I don’t always mind being baffled by a movie, if there’s enough there to let me try to figure things out as they go along. That’s not my problem with Full Frontal. My problem is that despite its excellent and interesting cast, the film is mostly horribly boring. Which it shouldn’t be, because it has some interesting story elements.
- Catherine Keener is leaving her husband, David Hyde Pierce. Pierce works at a magazine where he inappropriately asks his coworkers questions about pornography.
- Keener’s sister Mary McCormack is a masseusse looking forward to a trip to Tuscon, where she is planning to meet someone she met online. She seems to have had some bad luck in relationships, which Keener never lets her forget.
- One of the characters, maybe Pierce’s, is producing a play about Hitler.
- Julia Roberts is a writer, interviewing Blair Underwood for some Hollywood publication.
- Blair Underwood is in a movie where he plays Brad Pitt’s sidekick, but he wants to break out of this second banana stuff and produce his own movie.
- Jeff Garlin is an executive named Harvey at Miramax, obviously (or merely probably) Harvey Weinstein (he mentions his “brother Bob”). He’s the funniest person in the movie.
- Almost all of them are planning to attend a birthday party for a film executive named Gus, played by David Duchovny.

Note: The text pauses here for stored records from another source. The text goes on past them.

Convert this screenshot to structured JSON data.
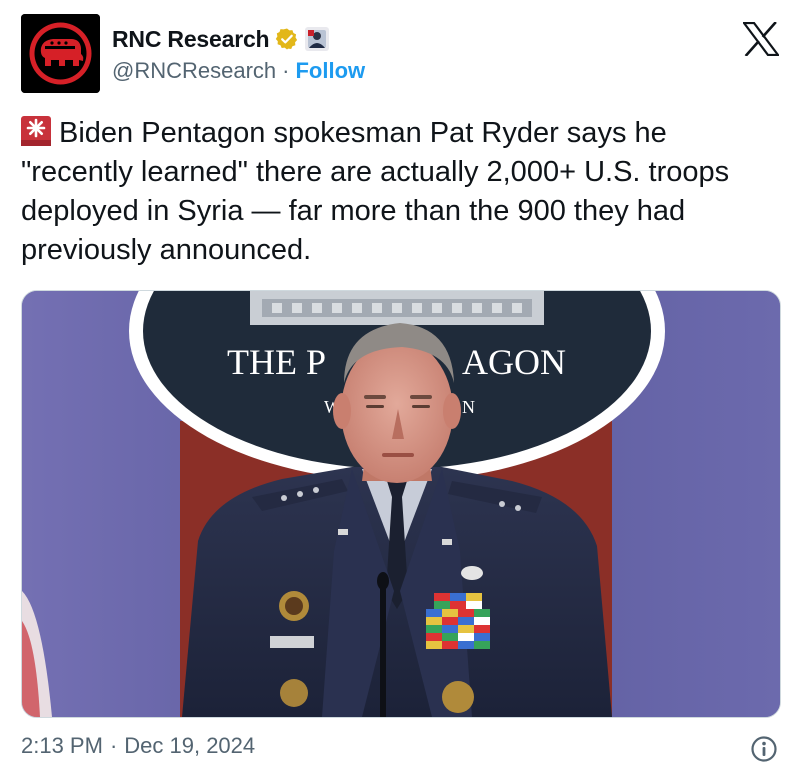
{
  "header": {
    "display_name": "RNC Research",
    "handle": "@RNCResearch",
    "separator": "·",
    "follow_label": "Follow"
  },
  "post": {
    "text": "Biden Pentagon spokesman Pat Ryder says he \"recently learned\" there are actually 2,000+ U.S. troops deployed in Syria — far more than the 900 they had previously announced.",
    "leading_emoji": "siren-icon"
  },
  "media": {
    "seal_text": "THE PENTAGON",
    "seal_text_partial_left": "THE P",
    "seal_text_partial_right": "AGON",
    "seal_subtext_left": "W",
    "seal_subtext_right": "N"
  },
  "footer": {
    "time": "2:13 PM",
    "separator": "·",
    "date": "Dec 19, 2024"
  },
  "colors": {
    "link": "#1d9bf0",
    "secondary_text": "#536471",
    "verified_gold": "#e2b719",
    "brand_red": "#d62027"
  }
}
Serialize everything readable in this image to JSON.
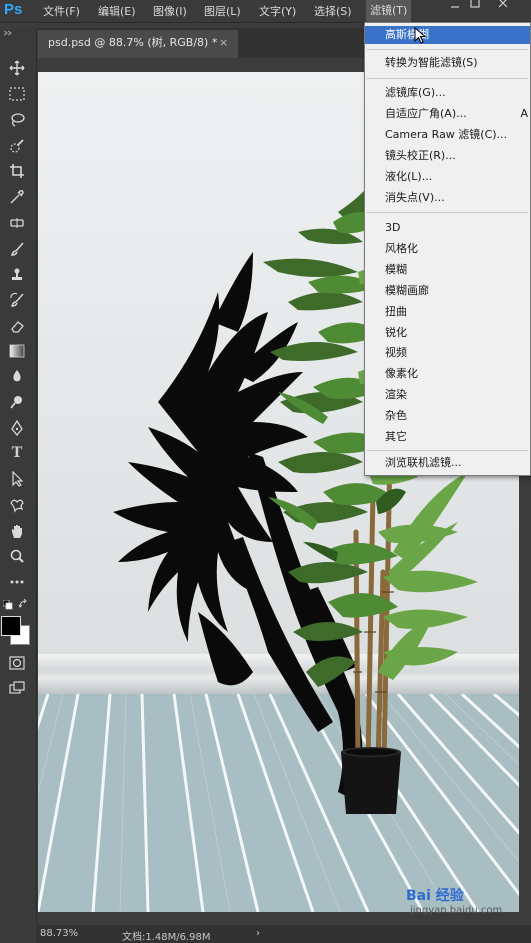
{
  "app": {
    "logo": "Ps"
  },
  "menubar": {
    "items": [
      "文件(F)",
      "编辑(E)",
      "图像(I)",
      "图层(L)",
      "文字(Y)",
      "选择(S)",
      "滤镜(T)"
    ]
  },
  "tab": {
    "title": "psd.psd @ 88.7% (树, RGB/8) *",
    "close": "×"
  },
  "status": {
    "zoom": "88.73%",
    "doc": "文档:1.48M/6.98M",
    "arrow": "›"
  },
  "filter_menu": {
    "last_filter": "高斯模糊",
    "convert_smart": "转换为智能滤镜(S)",
    "group1": [
      "滤镜库(G)...",
      "自适应广角(A)...",
      "Camera Raw 滤镜(C)...",
      "镜头校正(R)...",
      "液化(L)...",
      "消失点(V)..."
    ],
    "group1_shortcut": "A",
    "group2": [
      "3D",
      "风格化",
      "模糊",
      "模糊画廊",
      "扭曲",
      "锐化",
      "视频",
      "像素化",
      "渲染",
      "杂色",
      "其它"
    ],
    "browse": "浏览联机滤镜..."
  },
  "watermark": {
    "brand": "Bai 经验",
    "url": "jingyan.baidu.com"
  },
  "colors": {
    "menu_highlight": "#3a72c9",
    "ps_blue": "#31a8ff",
    "background": "#3c3c3c"
  }
}
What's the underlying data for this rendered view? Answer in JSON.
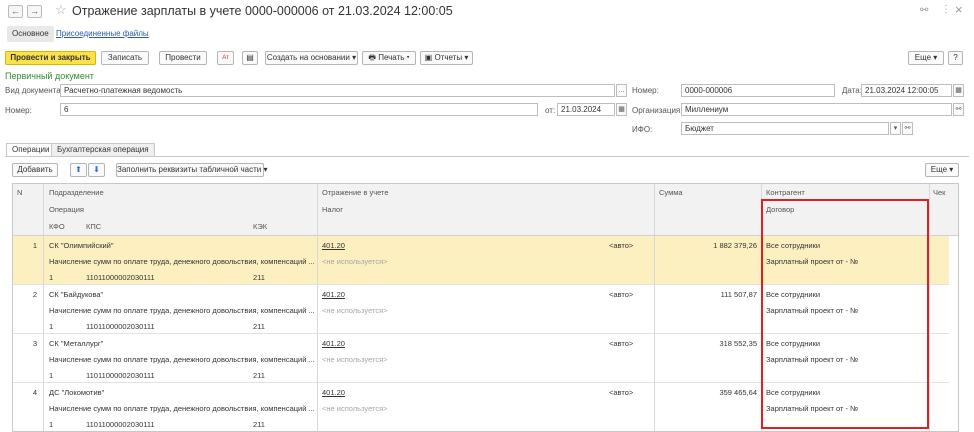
{
  "window": {
    "title": "Отражение зарплаты в учете 0000-000006 от 21.03.2024 12:00:05",
    "nav_back": "←",
    "nav_forward": "→",
    "link_icon": "link-icon",
    "more_icon": "⋮",
    "close_icon": "×"
  },
  "top_tabs": {
    "main": "Основное",
    "files": "Присоединенные файлы"
  },
  "toolbar": {
    "post_close": "Провести и закрыть",
    "save": "Записать",
    "post": "Провести",
    "dt_kt": "Дт Кт",
    "create_based": "Создать на основании ▾",
    "print": "Печать ▾",
    "reports": "Отчеты ▾",
    "more": "Еще ▾",
    "help": "?"
  },
  "section_title": "Первичный документ",
  "form": {
    "doc_type_label": "Вид документа:",
    "doc_type_value": "Расчетно-платежная ведомость",
    "number_label_left": "Номер:",
    "number_value_left": "6",
    "from_label": "от:",
    "from_date": "21.03.2024",
    "number_label_right": "Номер:",
    "number_value_right": "0000-000006",
    "date_label": "Дата:",
    "date_value": "21.03.2024 12:00:05",
    "org_label": "Организация:",
    "org_value": "Миллениум",
    "ifo_label": "ИФО:",
    "ifo_value": "Бюджет"
  },
  "inner_tabs": {
    "operations": "Операции",
    "accounting": "Бухгалтерская операция"
  },
  "table_toolbar": {
    "add": "Добавить",
    "up": "⬆",
    "down": "⬇",
    "fill": "Заполнить реквизиты табличной части ▾",
    "more": "Еще ▾"
  },
  "table_header": {
    "n": "N",
    "division": "Подразделение",
    "operation": "Операция",
    "kfo": "КФО",
    "kps": "КПС",
    "kek": "КЭК",
    "reflection": "Отражение в учете",
    "tax": "Налог",
    "sum": "Сумма",
    "counterparty": "Контрагент",
    "contract": "Договор",
    "check": "Чек"
  },
  "rows": [
    {
      "n": "1",
      "division": "СК \"Олимпийский\"",
      "account": "401.20",
      "auto": "<авто>",
      "sum": "1 882 379,26",
      "counterparty": "Все сотрудники",
      "operation": "Начисление сумм по оплате труда, денежного довольствия, компенсаций ...",
      "tax": "<не используется>",
      "contract": "Зарплатный проект от - №",
      "kfo": "1",
      "kps": "11011000002030111",
      "kek": "211"
    },
    {
      "n": "2",
      "division": "СК \"Байдукова\"",
      "account": "401.20",
      "auto": "<авто>",
      "sum": "111 507,87",
      "counterparty": "Все сотрудники",
      "operation": "Начисление сумм по оплате труда, денежного довольствия, компенсаций ...",
      "tax": "<не используется>",
      "contract": "Зарплатный проект от - №",
      "kfo": "1",
      "kps": "11011000002030111",
      "kek": "211"
    },
    {
      "n": "3",
      "division": "СК \"Металлург\"",
      "account": "401.20",
      "auto": "<авто>",
      "sum": "318 552,35",
      "counterparty": "Все сотрудники",
      "operation": "Начисление сумм по оплате труда, денежного довольствия, компенсаций ...",
      "tax": "<не используется>",
      "contract": "Зарплатный проект от - №",
      "kfo": "1",
      "kps": "11011000002030111",
      "kek": "211"
    },
    {
      "n": "4",
      "division": "ДС \"Локомотив\"",
      "account": "401.20",
      "auto": "<авто>",
      "sum": "359 465,64",
      "counterparty": "Все сотрудники",
      "operation": "Начисление сумм по оплате труда, денежного довольствия, компенсаций ...",
      "tax": "<не используется>",
      "contract": "Зарплатный проект от - №",
      "kfo": "1",
      "kps": "11011000002030111",
      "kek": "211"
    }
  ]
}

Yet most of the film is kind of a drag. According to Wikipedia, Richard Roeper wrote that it was “like the Special Features disc of the DVD without the original movie.” That’s a pretty good description! I can’t decide if I dislike this movie while admitting it’s probably great, or kind of like it while acknowledging that it’s terrible. Seriously, there is somehow a fine line between those, and I’m right on it.
Jeff Garlin’s tiny part is the highlight, but I also kind of like Catherine Keener and Mary McCormack, whom I suspect may be the main characters, the real people this movie is about.